Hugh Kingery, the unofficial dean of Colorado birdwatchers, started looking for bluebirds last week. A longtime birder, Kingery’s life list — a list of every bird he’s identified over most of his 77 years — is “somewhere around 620” birds. He keeps a keen watch for ducks and other winged migrators that start returning to Colorado, or just stopping by, this time of year.
Q: Are bluebirds a sign of spring?
A: Bluebirds start showing up around the first of March. They’re spectacular, fun, beautiful and accessible. We have two kinds of bluebirds: Mountain bluebirds, which are all blue, and Western bluebirds, which have a rust-colored patch. We’ve seen a few bluebirds so far this year, here in Franktown.
Q: What’s another sign of spring?
A: Sometime in March, the ice on Cherry Creek reservoir starts breaking up, and that attracts the bald eagles. They wait for the ice to throw up the fish that die over the winter. I’ve seen a dozen or more bald eagles scavenging dead fish on Cherry Creek reservoir.
Q: Wow!
A: I’ve seen white pelicans there, too. Interestingly, there’s a little open water now, and we saw a dozen white pelicans recently. They’re wonderful to watch. They’re quite entertaining.

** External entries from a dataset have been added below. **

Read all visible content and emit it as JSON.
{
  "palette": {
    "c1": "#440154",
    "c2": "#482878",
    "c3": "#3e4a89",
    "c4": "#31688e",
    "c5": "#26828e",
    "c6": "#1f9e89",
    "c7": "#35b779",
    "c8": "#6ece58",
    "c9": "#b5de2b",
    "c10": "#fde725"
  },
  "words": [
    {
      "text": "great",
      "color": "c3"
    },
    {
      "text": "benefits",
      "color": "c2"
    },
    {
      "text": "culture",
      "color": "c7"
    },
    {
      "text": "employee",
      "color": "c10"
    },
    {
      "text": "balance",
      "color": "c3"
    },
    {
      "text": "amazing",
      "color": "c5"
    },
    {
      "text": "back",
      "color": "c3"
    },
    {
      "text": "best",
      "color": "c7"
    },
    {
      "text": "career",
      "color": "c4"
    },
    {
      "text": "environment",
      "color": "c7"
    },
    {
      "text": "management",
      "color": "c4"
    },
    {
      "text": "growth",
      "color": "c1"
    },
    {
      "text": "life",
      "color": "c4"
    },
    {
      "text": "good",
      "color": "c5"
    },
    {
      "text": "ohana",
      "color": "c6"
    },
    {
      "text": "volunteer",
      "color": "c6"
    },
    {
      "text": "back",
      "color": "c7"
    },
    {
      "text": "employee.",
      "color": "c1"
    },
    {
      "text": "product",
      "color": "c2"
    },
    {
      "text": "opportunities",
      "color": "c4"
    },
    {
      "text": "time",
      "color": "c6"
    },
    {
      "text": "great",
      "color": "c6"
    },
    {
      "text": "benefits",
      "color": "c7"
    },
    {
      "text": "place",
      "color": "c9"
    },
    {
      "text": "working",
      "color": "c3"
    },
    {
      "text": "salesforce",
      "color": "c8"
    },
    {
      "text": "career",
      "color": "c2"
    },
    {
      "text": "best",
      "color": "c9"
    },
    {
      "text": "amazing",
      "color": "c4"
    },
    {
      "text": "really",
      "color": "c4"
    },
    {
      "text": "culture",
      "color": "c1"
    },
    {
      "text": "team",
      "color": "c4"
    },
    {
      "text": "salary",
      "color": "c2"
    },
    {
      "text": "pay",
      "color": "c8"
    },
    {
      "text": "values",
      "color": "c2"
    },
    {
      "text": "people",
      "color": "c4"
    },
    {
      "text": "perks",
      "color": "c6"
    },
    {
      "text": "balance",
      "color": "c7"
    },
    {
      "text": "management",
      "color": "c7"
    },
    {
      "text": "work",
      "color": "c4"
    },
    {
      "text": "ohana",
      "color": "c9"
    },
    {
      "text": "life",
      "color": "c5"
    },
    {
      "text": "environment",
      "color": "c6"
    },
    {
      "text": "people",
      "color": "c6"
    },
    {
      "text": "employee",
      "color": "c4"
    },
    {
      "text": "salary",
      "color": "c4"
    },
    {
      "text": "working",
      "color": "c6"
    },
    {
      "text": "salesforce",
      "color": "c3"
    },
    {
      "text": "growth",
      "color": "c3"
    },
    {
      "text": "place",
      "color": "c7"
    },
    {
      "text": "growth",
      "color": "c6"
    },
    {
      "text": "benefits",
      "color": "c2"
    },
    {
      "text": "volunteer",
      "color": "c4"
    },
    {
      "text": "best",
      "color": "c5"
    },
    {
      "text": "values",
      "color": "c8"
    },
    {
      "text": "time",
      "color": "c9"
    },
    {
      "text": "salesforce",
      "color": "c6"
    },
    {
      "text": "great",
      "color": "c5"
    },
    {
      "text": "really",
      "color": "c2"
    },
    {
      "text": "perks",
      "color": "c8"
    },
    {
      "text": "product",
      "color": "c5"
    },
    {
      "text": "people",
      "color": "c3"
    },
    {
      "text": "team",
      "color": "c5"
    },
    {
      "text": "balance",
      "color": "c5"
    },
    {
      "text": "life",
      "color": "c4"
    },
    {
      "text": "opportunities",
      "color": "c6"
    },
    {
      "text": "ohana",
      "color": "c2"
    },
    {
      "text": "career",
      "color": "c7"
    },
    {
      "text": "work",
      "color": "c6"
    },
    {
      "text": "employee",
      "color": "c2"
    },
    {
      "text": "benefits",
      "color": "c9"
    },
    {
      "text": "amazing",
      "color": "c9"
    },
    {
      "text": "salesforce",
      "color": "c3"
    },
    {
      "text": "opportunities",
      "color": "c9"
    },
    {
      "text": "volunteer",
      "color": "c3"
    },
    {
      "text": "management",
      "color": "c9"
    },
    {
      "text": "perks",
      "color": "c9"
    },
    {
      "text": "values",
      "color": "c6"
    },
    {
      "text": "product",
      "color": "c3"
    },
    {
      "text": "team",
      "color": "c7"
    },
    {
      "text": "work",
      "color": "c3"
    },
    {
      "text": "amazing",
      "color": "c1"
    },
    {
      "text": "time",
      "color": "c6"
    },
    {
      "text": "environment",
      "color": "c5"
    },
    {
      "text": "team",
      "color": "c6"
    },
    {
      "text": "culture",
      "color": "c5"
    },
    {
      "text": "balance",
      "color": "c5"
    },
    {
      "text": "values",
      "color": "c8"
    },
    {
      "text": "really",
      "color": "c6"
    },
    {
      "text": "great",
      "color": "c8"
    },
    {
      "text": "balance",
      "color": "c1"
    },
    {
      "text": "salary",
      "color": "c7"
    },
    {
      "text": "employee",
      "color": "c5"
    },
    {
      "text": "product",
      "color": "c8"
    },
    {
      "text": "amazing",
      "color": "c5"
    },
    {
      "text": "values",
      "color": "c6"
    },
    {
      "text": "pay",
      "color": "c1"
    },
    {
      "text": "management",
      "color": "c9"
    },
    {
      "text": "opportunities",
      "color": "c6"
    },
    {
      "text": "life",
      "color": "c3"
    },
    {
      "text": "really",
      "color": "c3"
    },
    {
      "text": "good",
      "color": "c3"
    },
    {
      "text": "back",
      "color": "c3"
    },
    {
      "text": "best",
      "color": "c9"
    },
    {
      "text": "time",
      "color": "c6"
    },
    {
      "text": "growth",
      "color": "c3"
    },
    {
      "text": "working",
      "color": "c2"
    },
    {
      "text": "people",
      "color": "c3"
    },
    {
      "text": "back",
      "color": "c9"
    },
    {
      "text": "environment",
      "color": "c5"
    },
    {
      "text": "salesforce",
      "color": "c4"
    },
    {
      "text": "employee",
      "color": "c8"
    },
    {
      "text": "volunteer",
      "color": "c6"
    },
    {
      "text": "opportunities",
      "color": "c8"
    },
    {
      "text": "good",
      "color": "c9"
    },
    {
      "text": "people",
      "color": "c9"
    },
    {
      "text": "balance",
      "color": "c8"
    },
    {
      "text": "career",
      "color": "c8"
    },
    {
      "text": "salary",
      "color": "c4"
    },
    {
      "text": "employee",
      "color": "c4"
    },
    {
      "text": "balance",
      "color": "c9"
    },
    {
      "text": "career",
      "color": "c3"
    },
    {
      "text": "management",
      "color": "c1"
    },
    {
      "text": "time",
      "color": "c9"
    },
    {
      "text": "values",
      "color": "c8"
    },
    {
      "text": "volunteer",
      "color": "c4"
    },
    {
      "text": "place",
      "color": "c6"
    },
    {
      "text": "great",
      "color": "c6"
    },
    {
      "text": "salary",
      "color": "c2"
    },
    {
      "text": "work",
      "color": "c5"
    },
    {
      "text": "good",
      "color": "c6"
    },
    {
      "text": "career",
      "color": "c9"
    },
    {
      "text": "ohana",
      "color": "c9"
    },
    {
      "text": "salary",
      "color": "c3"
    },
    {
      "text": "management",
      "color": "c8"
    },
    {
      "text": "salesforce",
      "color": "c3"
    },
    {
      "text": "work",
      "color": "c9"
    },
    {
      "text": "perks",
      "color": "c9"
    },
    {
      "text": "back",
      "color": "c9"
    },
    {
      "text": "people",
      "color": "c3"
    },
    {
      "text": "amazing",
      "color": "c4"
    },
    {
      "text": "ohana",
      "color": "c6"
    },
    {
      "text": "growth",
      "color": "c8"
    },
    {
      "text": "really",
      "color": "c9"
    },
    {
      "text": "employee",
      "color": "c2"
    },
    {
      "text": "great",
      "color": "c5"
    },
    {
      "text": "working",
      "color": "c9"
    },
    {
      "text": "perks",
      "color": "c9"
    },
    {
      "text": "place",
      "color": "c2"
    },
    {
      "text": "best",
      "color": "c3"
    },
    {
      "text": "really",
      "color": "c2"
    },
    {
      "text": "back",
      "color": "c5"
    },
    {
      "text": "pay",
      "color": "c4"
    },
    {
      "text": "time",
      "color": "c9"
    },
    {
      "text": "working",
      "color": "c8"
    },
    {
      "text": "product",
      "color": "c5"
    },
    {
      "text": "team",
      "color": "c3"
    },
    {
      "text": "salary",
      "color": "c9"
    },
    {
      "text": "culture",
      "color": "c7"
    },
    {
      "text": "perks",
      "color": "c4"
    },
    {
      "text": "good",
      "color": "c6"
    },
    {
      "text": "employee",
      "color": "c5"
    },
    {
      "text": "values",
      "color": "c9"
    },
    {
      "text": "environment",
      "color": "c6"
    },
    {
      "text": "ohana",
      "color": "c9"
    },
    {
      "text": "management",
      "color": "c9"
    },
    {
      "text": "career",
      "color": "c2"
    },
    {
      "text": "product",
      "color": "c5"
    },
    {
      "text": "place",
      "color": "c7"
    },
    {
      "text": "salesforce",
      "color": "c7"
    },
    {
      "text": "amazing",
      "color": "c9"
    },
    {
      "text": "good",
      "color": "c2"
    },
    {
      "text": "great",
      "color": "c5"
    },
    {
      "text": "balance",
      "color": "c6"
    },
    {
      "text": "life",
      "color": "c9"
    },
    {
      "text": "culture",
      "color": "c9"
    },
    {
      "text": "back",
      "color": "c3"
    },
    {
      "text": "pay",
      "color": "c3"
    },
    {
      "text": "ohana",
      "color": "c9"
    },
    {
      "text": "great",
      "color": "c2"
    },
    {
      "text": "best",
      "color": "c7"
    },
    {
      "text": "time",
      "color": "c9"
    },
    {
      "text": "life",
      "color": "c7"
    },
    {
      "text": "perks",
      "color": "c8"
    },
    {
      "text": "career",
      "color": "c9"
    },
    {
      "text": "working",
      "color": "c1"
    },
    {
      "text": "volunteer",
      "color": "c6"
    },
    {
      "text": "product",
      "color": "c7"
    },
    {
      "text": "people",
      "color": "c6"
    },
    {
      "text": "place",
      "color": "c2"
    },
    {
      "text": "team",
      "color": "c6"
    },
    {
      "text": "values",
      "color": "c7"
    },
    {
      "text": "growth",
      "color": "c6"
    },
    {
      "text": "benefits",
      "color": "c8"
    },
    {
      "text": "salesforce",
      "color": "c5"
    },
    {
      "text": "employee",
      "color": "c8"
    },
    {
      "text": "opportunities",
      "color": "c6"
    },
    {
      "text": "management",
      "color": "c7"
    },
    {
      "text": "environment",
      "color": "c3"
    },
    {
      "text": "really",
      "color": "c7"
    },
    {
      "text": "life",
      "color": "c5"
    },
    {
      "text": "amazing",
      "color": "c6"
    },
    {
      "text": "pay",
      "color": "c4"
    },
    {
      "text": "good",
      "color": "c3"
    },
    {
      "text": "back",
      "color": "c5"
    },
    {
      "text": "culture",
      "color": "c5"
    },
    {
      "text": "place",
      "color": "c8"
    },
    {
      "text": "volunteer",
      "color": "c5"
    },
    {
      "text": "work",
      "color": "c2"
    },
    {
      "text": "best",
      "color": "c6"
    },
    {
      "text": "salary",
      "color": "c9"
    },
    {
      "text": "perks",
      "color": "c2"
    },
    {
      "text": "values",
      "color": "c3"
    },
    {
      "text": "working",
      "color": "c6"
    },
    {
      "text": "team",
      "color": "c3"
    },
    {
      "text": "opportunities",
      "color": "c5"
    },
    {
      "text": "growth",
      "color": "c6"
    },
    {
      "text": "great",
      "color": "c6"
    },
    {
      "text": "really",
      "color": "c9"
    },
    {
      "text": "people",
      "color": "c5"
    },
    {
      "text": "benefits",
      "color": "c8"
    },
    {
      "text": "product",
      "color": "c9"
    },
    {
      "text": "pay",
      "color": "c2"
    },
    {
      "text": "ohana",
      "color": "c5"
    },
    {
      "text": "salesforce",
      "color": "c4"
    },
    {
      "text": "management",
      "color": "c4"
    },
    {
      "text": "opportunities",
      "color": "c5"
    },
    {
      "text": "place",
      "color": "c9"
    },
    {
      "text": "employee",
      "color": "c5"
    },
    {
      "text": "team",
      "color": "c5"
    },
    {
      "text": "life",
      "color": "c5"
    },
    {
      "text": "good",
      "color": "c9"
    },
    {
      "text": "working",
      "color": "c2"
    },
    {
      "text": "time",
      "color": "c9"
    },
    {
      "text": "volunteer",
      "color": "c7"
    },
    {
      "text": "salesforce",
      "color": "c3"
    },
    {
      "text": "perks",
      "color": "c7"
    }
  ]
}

I’ve seen them herd fish into a circle.
Q: What are other places that a non-birder might be surprised to find birds?
A: The South Platte bicycle path in Denver. Garbage dumps anywhere. The first bird I identified was a lazuli bunting, a bright blue bird with a peach-colored breast, along the North St. Vrain near Lyons. Dippers are found only near streams. Scrub jays are in scrub oak. Grassland birds, like mountain plovers, require shortgrass prairie, and that’s disappearing rapidly. A lot of grassland bird populations seem to be declining.
Q: Have you been to Karval’s mountain plover festival?
A: Never been out to that one. We were visiting in the area, and a woman was telling us about it. A mountain plover has an interesting story. Often, a pair mate, and the female lays an egg, which the male then guards while the female goes out to find another male. Then she makes a nest with the second one. Colorado has half the world’s breeding population of mountain plovers, even though plovers are usually a shore bird.
Q: Have you been to the Wray prairie chicken festival?
A: Greater-prairie chicken. Wray seems to have quite a good time with it. They host events on weekends where you sign up with the chamber of commerce, and take you out at the crack of dawn to a blind to watch the dancing Greater-prairie chickens.
Q: The place where those birds put on their displays is called a booming ground, right?
A: That’s right. Or lek.
Q: What’s a lek?
A: I think it’s Swedish for “booming ground.”